Extreme heat flattens town, hits ailing salmon that orcas rely on
Extreme heat has sparked forest fires throughout central British Columbia, the region that broke Canada’s all-time temperature record three days in a row: 116, then 118, then, on Tuesday, 121 degrees Fahrenheit.
A day after setting that 121-degree record, the small town of Lytton, B.C., evacuated Wednesday evening to escape rapidly encroaching forest fires. By Thursday, the town had mostly burned to the ground: 90% destroyed, according to the area’s Member of Parliament, Brad Vis.
"The town burnt down," Lytton Mayor Jan Polderman told the CBC.
Satellite images showed smoke from those fires heading away from Washington, but the Puget Sound Clean Air Agency forecasts that some smoke could reach the Puget Sound region, probably staying high overhead, by Friday afternoon.
Heat waves hit NW salmon
Lytton is about 100 miles north of the U.S. border and North Cascades National Park. The town sits at the confluence of two of Canada’s most important salmon rivers: the Thompson and the Fraser.
Chinook salmon returning to the Fraser River are the main reason that fish-eating orcas spend time around Washington’s San Juan Islands.
Until recently, the Fraser River produced more Chinook salmon than all the rivers of Puget Sound combined.
Simon Fraser University ecologist Jon Moore says warm water in the Canadian rivers — with some Fraser tributaries reaching 70 degrees Fahrenheit during the heat wave — is bad news for salmon there.
“Warmer water holds less oxygen, so it’ll have health challenges for the fish,” Moore said.
Bad news for Fraser salmon is bad news for the endangered, fish-eating orcas that divide their time between Canada and the United States.
The endangered orcas went missing from Washington waters for nearly three months this spring, the third year in a row they abandoned their usual springtime habitat.
A lack of Chinook salmon headed for the Fraser River, especially the big, fat spring-run Chinooks that swim far upriver this time of year, is believed to be the main cause of the orcas' springtime absences.
RELATED: Endangered orcas missing from their home waters for 10 weeks
Monika Wieland Shields with the Orca Behavior Institute reported seeing members of K pod, one of the "southern resident" orcas' three pods, on July 1 off the San Juan Islands, after a three month absence.
"The crashing of the spring Chinook runs on the Fraser has led to April, May, and June going from the months of the greatest presence of the Southern Residents to the least likely time of year to see them, a shift that has occurred rapidly in just the last decade," she posted on Facebook.
With heat-wave river temperatures approaching the 70s, “Chinook populations might be delaying their migration or holding out in little cold water refuges to avoid traveling in hot waters,” Moore said.
“The spring-run Chinook are coming in early and trying to get upstream before the water gets too hot,” he said. “I think they’re really going to be challenged by climate change.”
Many of the juvenile spring Chinooks in the Fraser spend up to a year in fresh water before heading out to sea.
“They’ll really be affected by hot temperatures or low flows,” Moore said.

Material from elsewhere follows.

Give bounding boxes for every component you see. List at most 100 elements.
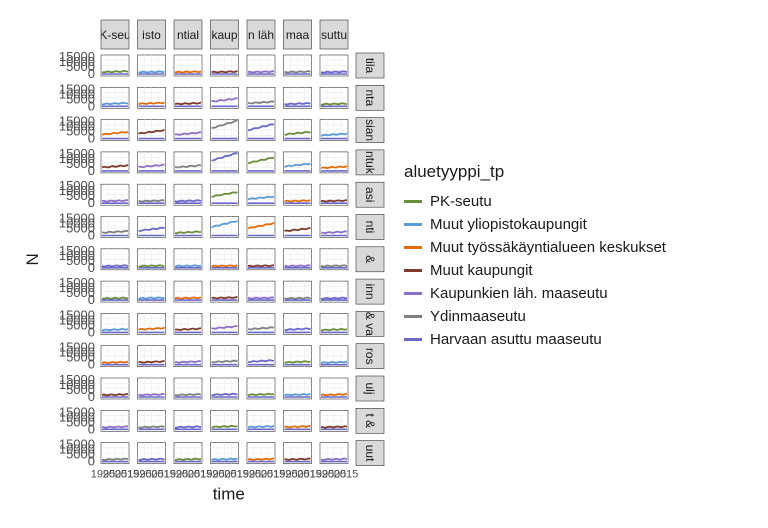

Biologist Misty MacDuffee with the Vancouver Island-based Raincoast Conservation Foundation called the situation in the Fraser River grim, even before the heat wave.
“There used to be salmon (Chinook and sockeye) in the tens of thousands moving through this area weekly, and the daily counts are now single and double digit numbers,” she said in an email.
Just upriver of Lytton is the Big Bar Landslide, which sent the rock equivalent of a 33-story apartment building crashing into the Fraser in 2018, making upstream passage difficult or impossible for salmon returning to their spawning grounds. In response, provincial, federal, and First Nations crews have constructed a fish passageway at the remote site and even trucked and airlifted salmon around the constriction.
All workers at the landslide site were evacuated Thursday to escape oncoming fires. Fisheries and Oceans Canada said that all salmon transport operations have been suspended and some of the site's heavy equipment would be redeployed to help fight fires.
Two days earlier, the Canadian government said it would close most commercial fisheries in the province to protect salmon stocks on “the verge of collapse” from the landslide, climate change, habitat loss, and fishing pressure.